“On the doorstep.”
The poet has been at dinner party, and has been drinking. In the approved mode of a Greek or Roman lover, he has gone on to the house of his mistress, where he is confronted with closed doors and a doorkeeper (ianitor) who won’t open up. The poem presents us with a long speech, mostly to the doorkeeper, and as with Amores 1.4 there is some doubt as to whether we are to see this as a real speech, or an interior monologue. Perhaps in this case, though, our decision does not matter much: one crucial aspect of the poem is the fact there are no signs that anyone is listening.
To understand the general situation it is helpful to have a mental picture of the huge defensive doors characteristic of a Roman town house, closer to the gates of a castle or a Cambridge college than to anything we know from our own domestic architecture, and accurately recreated in the HBO series “Rome.” The important thing for this poem is that a poet could declaim all night on such a doorstep without necessarily being heard by occupants other than the doorkeeper.
Discussion of the poem requires particular attention to the question of genre. Just as Roman readers of Amores 1.1 would have recognized it as a form of recusatio, Amores 1.6 would have been read within its generic context, for which classicists have yet more technical language. A character kept outside the doors of his mistress is known as an exclusus amator, and a poem on such a theme is known by the ponderous but unavoidable Greek word paraclausithyron (“next to-a closed-door”). In the typical paraclausithyron the exclusus amator sings to the door itself; Ovid offers a striking variation, singing to the ianitor instead. (The classic study of this theme is the short monograph by Copley.)
The persistence of this genre in Greek and Latin literature, especially in Roman comedy and Latin elegy, raises an important question, on which scholars seem flatly to disagree. For some, the generic elements are purely literary: there are garlands, torches, drunken lovers, and closed doors in Greek literature, and they persist in Latin, but Roman lovers in real life, however heartbroken, normally went home to bed. Others (especially Jasper Griffin) imagine that at least some Roman lovers in real life (perhaps not the poets themselves) would have done exactly what the poets show them doing: not singing poems to doors or doorkeepers, necessarily, but definitely spending part of the night in a kind of amatory vigil. The problem is similar, perhaps, to that of the serenade: presumably in real life men have in fact gone with their guitars to sing to their girlfriends, but few of us have seen it done.
The other unusual feature of this poem is its refrain: tempora noctis eunt; excute poste seram occurs at lines 24, 32, 40, 48, and 56, i.e. every 8th line for roughly the middle third of the poem. This has been seen as a reflection of the komos, the kind of song sung by drunken lovers (whether in reality or in literature) outside the doors of girls. But Lindsay Watson has argued that the refrain also reflects the language of hymns, and that part of the joke is that instead of a god the “hymn” is addressed to a humble, but for the poet all-powerful, ianitor.

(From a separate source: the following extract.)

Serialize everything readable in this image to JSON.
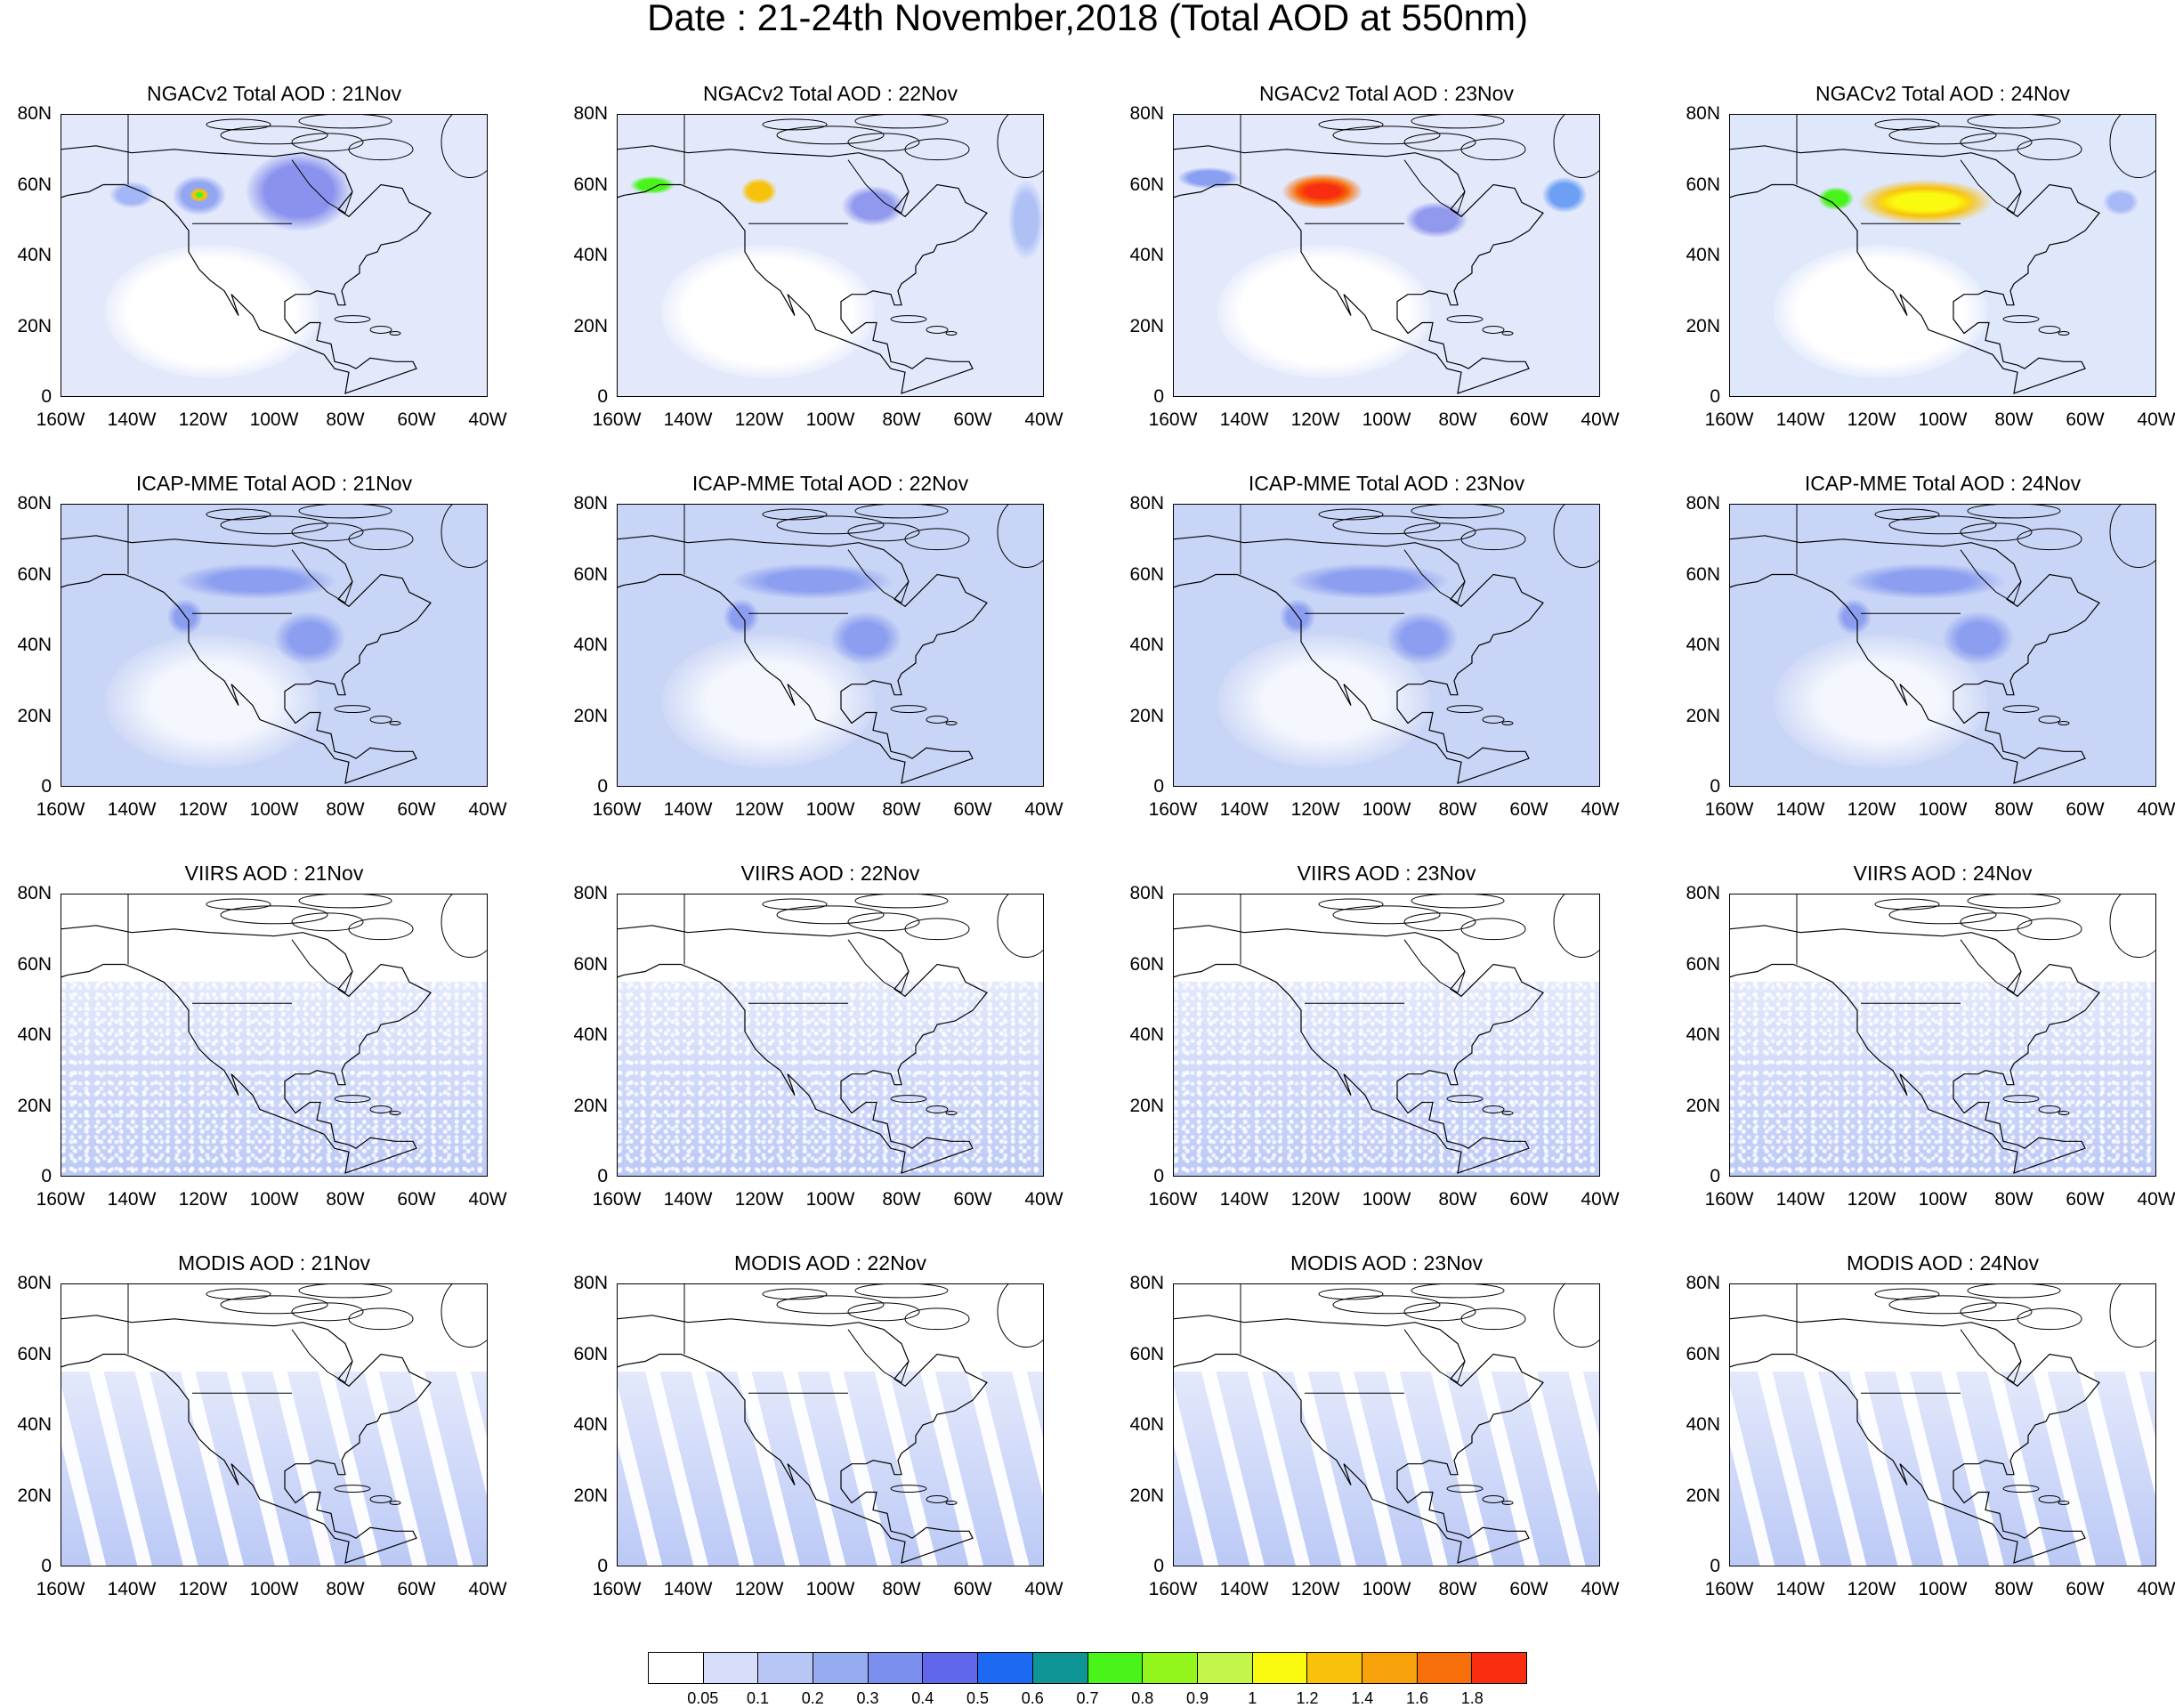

There is no need to explain the poet’s various arguments, though it may be helpful to state the obvious: they are not supposed to be serious ones. He argues, for example, that the door only needs to be opened a very little, because the poet, like all unrequited lovers, has lost weight (lines 3–6). And he argues that he deserves a break, because love has made him brave; the only thing he’s defeated by is the ianitor himself (lines 7–18). He also claims that in the past he persuaded the mistress of the house not to give the ianitor a whipping (lines 19–22), though this sounds like a desperate lie; nothing in the first five poems, at least, suggests that he has that kind of relationship with the girl.

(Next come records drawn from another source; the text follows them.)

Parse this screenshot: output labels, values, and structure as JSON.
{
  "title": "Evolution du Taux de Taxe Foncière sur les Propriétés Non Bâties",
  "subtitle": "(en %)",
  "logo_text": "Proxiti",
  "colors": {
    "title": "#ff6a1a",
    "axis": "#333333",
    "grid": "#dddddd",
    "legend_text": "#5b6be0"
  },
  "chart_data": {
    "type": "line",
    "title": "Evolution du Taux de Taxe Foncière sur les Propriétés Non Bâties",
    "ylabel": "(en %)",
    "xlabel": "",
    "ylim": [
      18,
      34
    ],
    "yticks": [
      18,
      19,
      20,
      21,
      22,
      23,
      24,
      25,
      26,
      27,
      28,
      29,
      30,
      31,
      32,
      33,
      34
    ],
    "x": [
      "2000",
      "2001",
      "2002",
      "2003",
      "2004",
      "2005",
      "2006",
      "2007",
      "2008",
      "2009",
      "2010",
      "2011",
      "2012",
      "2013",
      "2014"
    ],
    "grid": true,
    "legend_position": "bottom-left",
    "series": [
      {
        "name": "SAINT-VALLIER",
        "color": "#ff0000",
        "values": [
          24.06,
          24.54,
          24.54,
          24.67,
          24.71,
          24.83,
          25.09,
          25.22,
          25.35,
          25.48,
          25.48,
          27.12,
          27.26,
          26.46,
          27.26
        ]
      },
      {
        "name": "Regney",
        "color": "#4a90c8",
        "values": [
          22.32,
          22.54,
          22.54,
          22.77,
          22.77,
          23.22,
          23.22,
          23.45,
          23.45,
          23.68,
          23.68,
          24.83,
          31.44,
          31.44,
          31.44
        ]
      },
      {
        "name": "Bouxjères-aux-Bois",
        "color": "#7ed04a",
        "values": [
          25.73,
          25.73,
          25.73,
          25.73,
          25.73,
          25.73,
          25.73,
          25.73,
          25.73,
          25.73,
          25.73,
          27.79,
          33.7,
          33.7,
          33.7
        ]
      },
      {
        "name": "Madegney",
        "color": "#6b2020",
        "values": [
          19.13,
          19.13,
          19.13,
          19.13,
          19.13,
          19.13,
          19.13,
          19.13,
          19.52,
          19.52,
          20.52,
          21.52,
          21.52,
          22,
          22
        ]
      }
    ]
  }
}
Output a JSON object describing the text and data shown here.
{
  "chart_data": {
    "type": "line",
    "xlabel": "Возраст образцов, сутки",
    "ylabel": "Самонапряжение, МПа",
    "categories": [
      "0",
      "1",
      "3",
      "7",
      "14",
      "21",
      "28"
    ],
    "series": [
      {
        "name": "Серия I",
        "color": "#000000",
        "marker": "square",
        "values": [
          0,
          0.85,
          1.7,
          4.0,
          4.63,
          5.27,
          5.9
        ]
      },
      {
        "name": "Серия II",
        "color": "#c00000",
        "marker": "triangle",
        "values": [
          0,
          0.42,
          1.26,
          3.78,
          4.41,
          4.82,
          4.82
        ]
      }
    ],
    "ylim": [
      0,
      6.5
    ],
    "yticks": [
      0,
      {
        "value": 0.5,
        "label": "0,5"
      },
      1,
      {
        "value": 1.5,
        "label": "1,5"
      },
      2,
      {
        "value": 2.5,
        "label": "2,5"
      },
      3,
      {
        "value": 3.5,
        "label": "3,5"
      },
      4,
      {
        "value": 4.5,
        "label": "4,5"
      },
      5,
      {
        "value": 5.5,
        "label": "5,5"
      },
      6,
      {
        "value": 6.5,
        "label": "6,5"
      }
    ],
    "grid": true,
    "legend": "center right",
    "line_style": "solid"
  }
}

Perhaps surprisingly, the refrains do not provide much of an organizing principle; one might have expected five “verses” of seven lines, each marked off by the refrain, but instead the speaker seems to have a short attention span, moving from argument to argument as one thought suggests another. Thus after the first use of the refrain (line 24), the poet moves from pleading to a kind of argument: the ianitor is defending his door as though there were was a war on (lines 25–31). After the second refrain (line 32) the poet develops that thought: a lover’s seige is like warfare in some ways (a theme that will be explored in Amores 1.9), except that the lover is harmless (lines 33–39). After third refrain (line 40) the poet suggests two reasons why the ianitor might not be listening: he might be asleep, or he might have a girl himself (lines 41–47). The fourth refrain (line 48) is followed by a moment of wild optimism (the poet hears something: maybe the door is moving), but he’s wrong (it’s only the wind), which is followed by other thoughts about other winds (lines 49–55).
After the final refrain (line 56) the poet moves from persuasion to threats of violence (lines 57–60), but that doesn’t work either. Nothing, neither pleading nor threatening, has had any effect (lines 61–64). In defeat the poet, as dawn breaks, shifts his focus, and addresses his garland (lines 65–70), but he then returns briefly to the ianitor, and bids him farewell.

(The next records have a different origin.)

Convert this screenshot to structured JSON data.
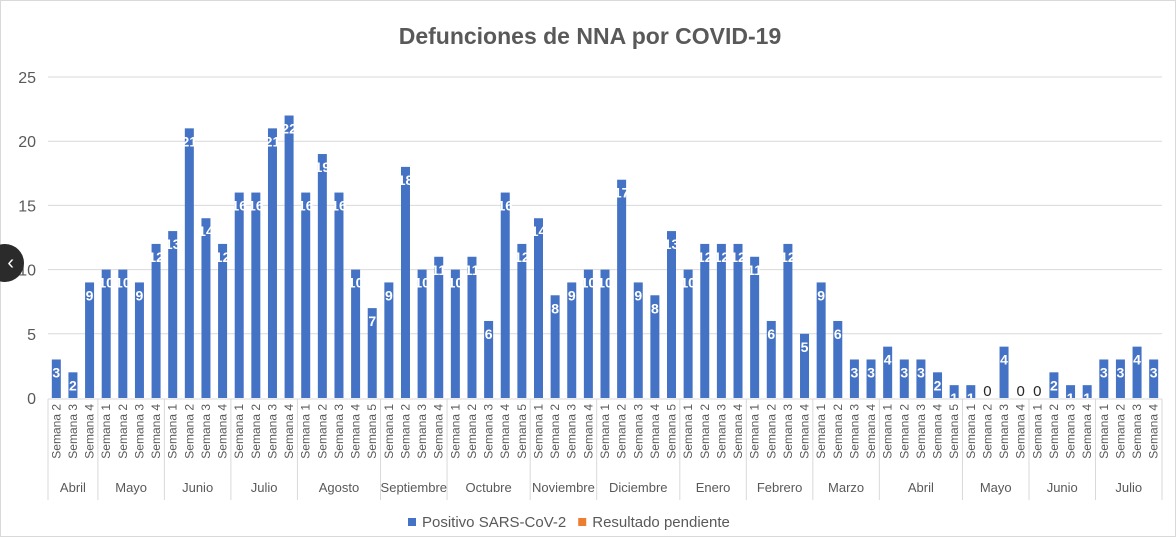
{
  "chart_data": {
    "type": "bar",
    "title": "Defunciones de NNA por COVID-19",
    "xlabel": "",
    "ylabel": "",
    "ylim": [
      0,
      25
    ],
    "yticks": [
      0,
      5,
      10,
      15,
      20,
      25
    ],
    "grid": true,
    "legend_position": "bottom",
    "groups": [
      {
        "month": "Abril",
        "weeks": [
          "Semana 2",
          "Semana 3",
          "Semana 4"
        ]
      },
      {
        "month": "Mayo",
        "weeks": [
          "Semana 1",
          "Semana 2",
          "Semana 3",
          "Semana 4"
        ]
      },
      {
        "month": "Junio",
        "weeks": [
          "Semana 1",
          "Semana 2",
          "Semana 3",
          "Semana 4"
        ]
      },
      {
        "month": "Julio",
        "weeks": [
          "Semana 1",
          "Semana 2",
          "Semana 3",
          "Semana 4"
        ]
      },
      {
        "month": "Agosto",
        "weeks": [
          "Semana 1",
          "Semana 2",
          "Semana 3",
          "Semana 4",
          "Semana 5"
        ]
      },
      {
        "month": "Septiembre",
        "weeks": [
          "Semana 1",
          "Semana 2",
          "Semana 3",
          "Semana 4"
        ]
      },
      {
        "month": "Octubre",
        "weeks": [
          "Semana 1",
          "Semana 2",
          "Semana 3",
          "Semana 4",
          "Semana 5"
        ]
      },
      {
        "month": "Noviembre",
        "weeks": [
          "Semana 1",
          "Semana 2",
          "Semana 3",
          "Semana 4"
        ]
      },
      {
        "month": "Diciembre",
        "weeks": [
          "Semana 1",
          "Semana 2",
          "Semana 3",
          "Semana 4",
          "Semana 5"
        ]
      },
      {
        "month": "Enero",
        "weeks": [
          "Semana 1",
          "Semana 2",
          "Semana 3",
          "Semana 4"
        ]
      },
      {
        "month": "Febrero",
        "weeks": [
          "Semana 1",
          "Semana 2",
          "Semana 3",
          "Semana 4"
        ]
      },
      {
        "month": "Marzo",
        "weeks": [
          "Semana 1",
          "Semana 2",
          "Semana 3",
          "Semana 4"
        ]
      },
      {
        "month": "Abril",
        "weeks": [
          "Semana 1",
          "Semana 2",
          "Semana 3",
          "Semana 4",
          "Semana 5"
        ]
      },
      {
        "month": "Mayo",
        "weeks": [
          "Semana 1",
          "Semana 2",
          "Semana 3",
          "Semana 4"
        ]
      },
      {
        "month": "Junio",
        "weeks": [
          "Semana 1",
          "Semana 2",
          "Semana 3",
          "Semana 4"
        ]
      },
      {
        "month": "Julio",
        "weeks": [
          "Semana 1",
          "Semana 2",
          "Semana 3",
          "Semana 4"
        ]
      }
    ],
    "series": [
      {
        "name": "Positivo SARS-CoV-2",
        "color": "#4472c4",
        "values": [
          3,
          2,
          9,
          10,
          10,
          9,
          12,
          13,
          21,
          14,
          12,
          16,
          16,
          21,
          22,
          16,
          19,
          16,
          10,
          7,
          9,
          18,
          10,
          11,
          10,
          11,
          6,
          16,
          12,
          14,
          8,
          9,
          10,
          10,
          17,
          9,
          8,
          13,
          10,
          12,
          12,
          12,
          11,
          6,
          12,
          5,
          9,
          6,
          3,
          3,
          4,
          3,
          3,
          2,
          1,
          1,
          0,
          4,
          0,
          0,
          2,
          1,
          1,
          3,
          3,
          4,
          3
        ]
      },
      {
        "name": "Resultado pendiente",
        "color": "#ed7d31",
        "values": []
      }
    ]
  },
  "nav": {
    "prev_icon": "chevron-left-icon",
    "prev_glyph": "‹"
  }
}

The last couplet is a puzzle. The poet shifts addressee one more time, and says goodbye to the doors themselves, in all their physicality: doorposts, threshold, and bars. But the doors have also been given an epithet far more appropriate for the ianitor: the doors are now “fellow slaves” (conservae ... fores, line 75). What is going on? The “fellow slave” joke has been hovering in the background throughout the poem: the ianitor is a real slave, and the poet is a slave of love (as we saw in Amores 1.2, esp. line 18, and lines 17–30). But what does it mean to say that doors are fellow slaves?
Part of the solution, perhaps, resides in the reader’s awareness of genre, and the expectations that come with it. For more than 70 lines Ovid has been amusing us by exploring his own unique version of the paraclausithyron: instead of addressing the doors, his exclusus amator has been talking to the ianitor. Part of the point in this last couplet, therefore, is that we have a sense of relief: we’re finally back to what we are more comfortable with.
But what is the point, then, of putting the “fellow slave” joke here, of all places? I can only suggest that it makes us think harder about what has been going on in the poem. The poet has been talking, endlessly, to the ianitor. But has anyone, even a ianitor, been paying any attention? Has the poet not, in fact, been doing what other poets do in this situation (other exclusi amatores), namely talking only to big wooden doors—to doorposts, threshold, and bars. Calling those doors conservae, reminding us of the ianitor, reminds us that they are absolutely not listening.
Suggested reading
Copley, F. O. Exclusus Amator: A Study in Latin Love Poetry. Madison, 1956.
Griffin, Jasper. “Genre and Real Life in Latin Poetry,” Journal of Roman Studies 71 (1981): 39–49, reprinted in his Latin Poets and Roman Life, Chapel Hill, 1986.
Watson, Lindsay C. “Ovid Amores I 6: A Parody of a Hymn?” Mnemosyne 35 (1982): 92–102.